С того берега (Либединская) - страница 126

Как бы смеялись они, когда-нибудь это прочитав: Герцен, высоко поднимая плечи, очень громко, Огарев — потише, закидывая голову, с наслаждением. Но они этого не прочли никогда. А в тот день снова и снова пытались объяснить молодому Кельсиеву, от обиды исподлобья глядевшему на них, то, чем они жили и дышали:

— Мы не организуем подпольные общества, поймите же, Василий Иванович. И безнравственно было бы с нашей стороны отсиживаться здесь в тепле и безопасности, остальных подбивая на риск. Мы совсем не крови хотим, без которой переворота не бывает, мы хотим, чтобы Россия поняла себя и осознала. Мы, если хотите, уж простите натянутость сравнения, голосовые связки ее совести и пробуждающегося разума. Ведь сейчас всех, кто может быть с нами, объединяет только презрение к сегодняшней власти. Прежде договориться надо, не спешите мину подкладывать, ведь никому еще неясно, что нам строить. Мы только мысль организуем, а людей подождите трогать, они сами соединятся во благовременье.

Это, впрочем, больше Герцен говорил, и Кельсиев заметил, что Огарев более помалкивает, хотя тоже настроен решительно против поездки.

— Дайте осмотреться и отдышаться русской мысли, дайте срок надавать пощечин подлецам и палачам, дайте, наконец, время разобраться в русской истории. Согласитесь, Василий Иванович, невозможно ничего в стране, которая лишена истории, — мягко сказал он.

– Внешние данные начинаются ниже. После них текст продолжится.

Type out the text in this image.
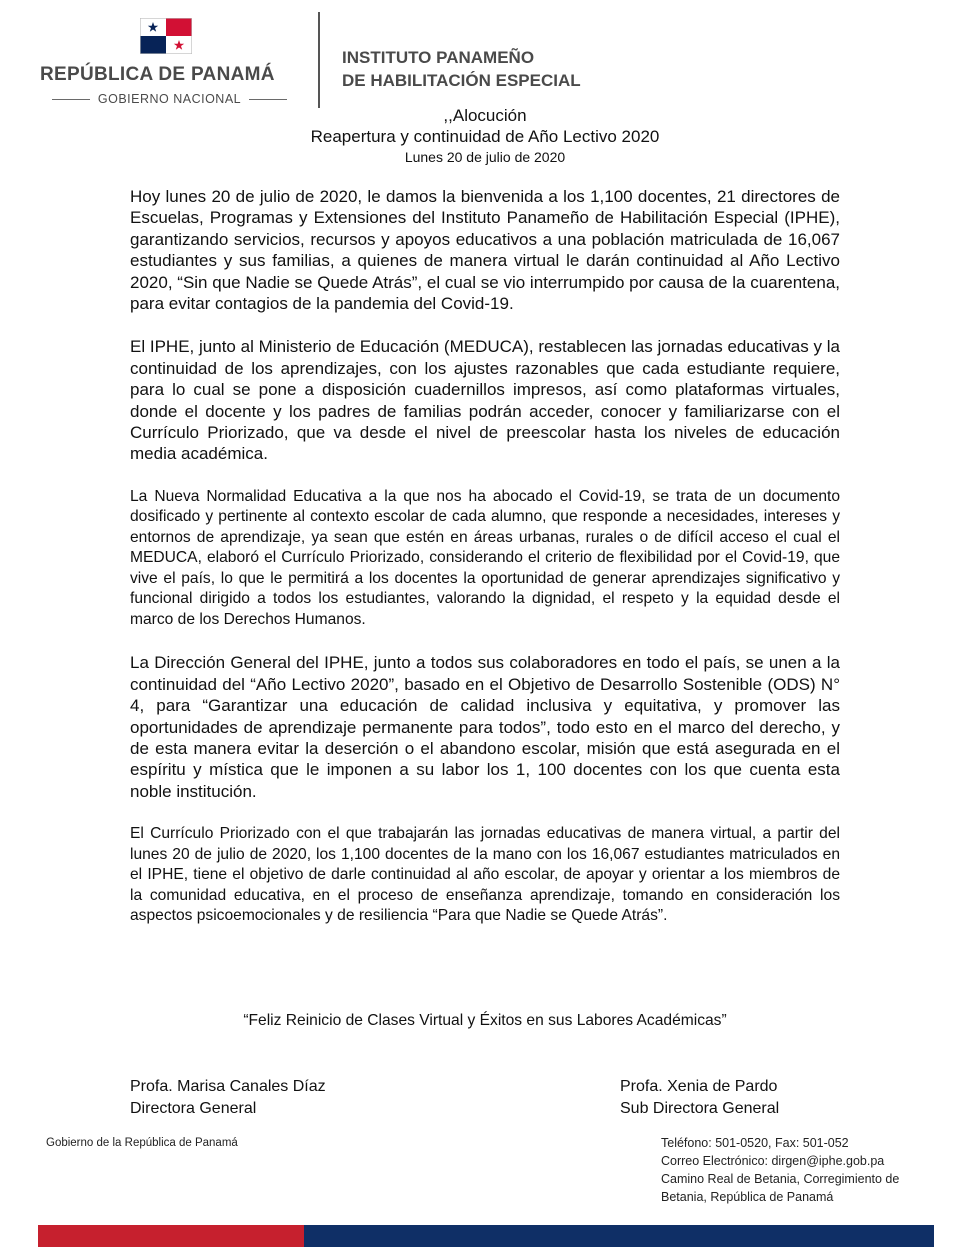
REPÚBLICA DE PANAMÁ
GOBIERNO NACIONAL
INSTITUTO PANAMEÑO
DE HABILITACIÓN ESPECIAL
,,Alocución
Reapertura y continuidad de Año Lectivo 2020
Lunes 20 de julio de 2020

Hoy lunes 20 de julio de 2020, le damos la bienvenida a los 1,100 docentes, 21 directores de Escuelas, Programas y Extensiones del Instituto Panameño de Habilitación Especial (IPHE), garantizando servicios, recursos y apoyos educativos a una población matriculada de 16,067 estudiantes y sus familias, a quienes de manera virtual le darán continuidad al Año Lectivo 2020, “Sin que Nadie se Quede Atrás”, el cual se vio interrumpido por causa de la cuarentena, para evitar contagios de la pandemia del Covid-19.

El IPHE, junto al Ministerio de Educación (MEDUCA), restablecen las jornadas educativas y la continuidad de los aprendizajes, con los ajustes razonables que cada estudiante requiere, para lo cual se pone a disposición cuadernillos impresos, así como plataformas virtuales, donde el docente y los padres de familias podrán acceder, conocer y familiarizarse con el Currículo Priorizado, que va desde el nivel de preescolar hasta los niveles de educación media académica.

La Nueva Normalidad Educativa a la que nos ha abocado el Covid-19, se trata de un documento dosificado y pertinente al contexto escolar de cada alumno, que responde a necesidades, intereses y entornos de aprendizaje, ya sean que estén en áreas urbanas, rurales o de difícil acceso el cual el MEDUCA, elaboró el Currículo Priorizado, considerando el criterio de flexibilidad por el Covid-19, que vive el país, lo que le permitirá a los docentes la oportunidad de generar aprendizajes significativo y funcional dirigido a todos los estudiantes, valorando la dignidad, el respeto y la equidad desde el marco de los Derechos Humanos.

La Dirección General del IPHE, junto a todos sus colaboradores en todo el país, se unen a la continuidad del “Año Lectivo 2020”, basado en el Objetivo de Desarrollo Sostenible (ODS) N° 4, para “Garantizar una educación de calidad inclusiva y equitativa, y promover las oportunidades de aprendizaje permanente para todos”, todo esto en el marco del derecho, y de esta manera evitar la deserción o el abandono escolar, misión que está asegurada en el espíritu y mística que le imponen a su labor los 1, 100 docentes con los que cuenta esta noble institución.

El Currículo Priorizado con el que trabajarán las jornadas educativas de manera virtual, a partir del lunes 20 de julio de 2020, los 1,100 docentes de la mano con los 16,067 estudiantes matriculados en el IPHE, tiene el objetivo de darle continuidad al año escolar, de apoyar y orientar a los miembros de la comunidad educativa, en el proceso de enseñanza aprendizaje, tomando en consideración los aspectos psicoemocionales y de resiliencia “Para que Nadie se Quede Atrás”.

“Feliz Reinicio de Clases Virtual y Éxitos en sus Labores Académicas”
Profa. Marisa Canales Díaz
Directora General
Profa. Xenia de Pardo
Sub Directora General
Gobierno de la República de Panamá	Teléfono: 501-0520, Fax: 501-052
Correo Electrónico: dirgen@iphe.gob.pa
Camino Real de Betania, Corregimiento de
Betania, República de Panamá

Против этого Кельсиев не возражал.

Глава пятая

1

Огарев не поехал туда послезавтра, как обещал. С утра его остро пронзила мысль об ответственности, которую он взваливает на себя. Зная свое болезненное чувство долга, которое потом не позволит ему предать, обмануть или отстраниться, он отчаянно сопротивлялся вспыхнувшему в нем влечению. Это не было скоротечной любовью молодости, не было взрывом страсти. Странным обещанием душевного покоя повеяло на него тогда, и теперь именно это ощущение манило его более всего. Но и пугало необычностью своей, ясно представимой, четко очерченной картиной обязательств, которые он принимал на себя, уступая этому влечению. Он вспоминал в подробностях все, что было, перебирал мысли свои, слова, припоминал все бывшее и небывшее и к вечеру совсем изнемог от внутренней непрекращающейся борьбы. А он наступил, обещанный позавчера Мэри вечер, и уже сидели в кабинете Герцена гости, и уже шли жаркие споры о том, можно ли полагаться на раскольников, а он сидел, сидел, сидел.

Может быть, в тот вечер и зародился у кого-то из споривших тот хрестоматийный образ Огарева, что пошел потом кочевать сперва по воспоминаниям, потом по толстым монографиям о высокой и трудной жизни двух неразлучимых изгнанников. Образ Огарева-молчальника, Огарева, прочно ушедшего в себя, Огарева, будто конфузившегося среди людей и отстраненного слушателя любых дискуссий и бесед.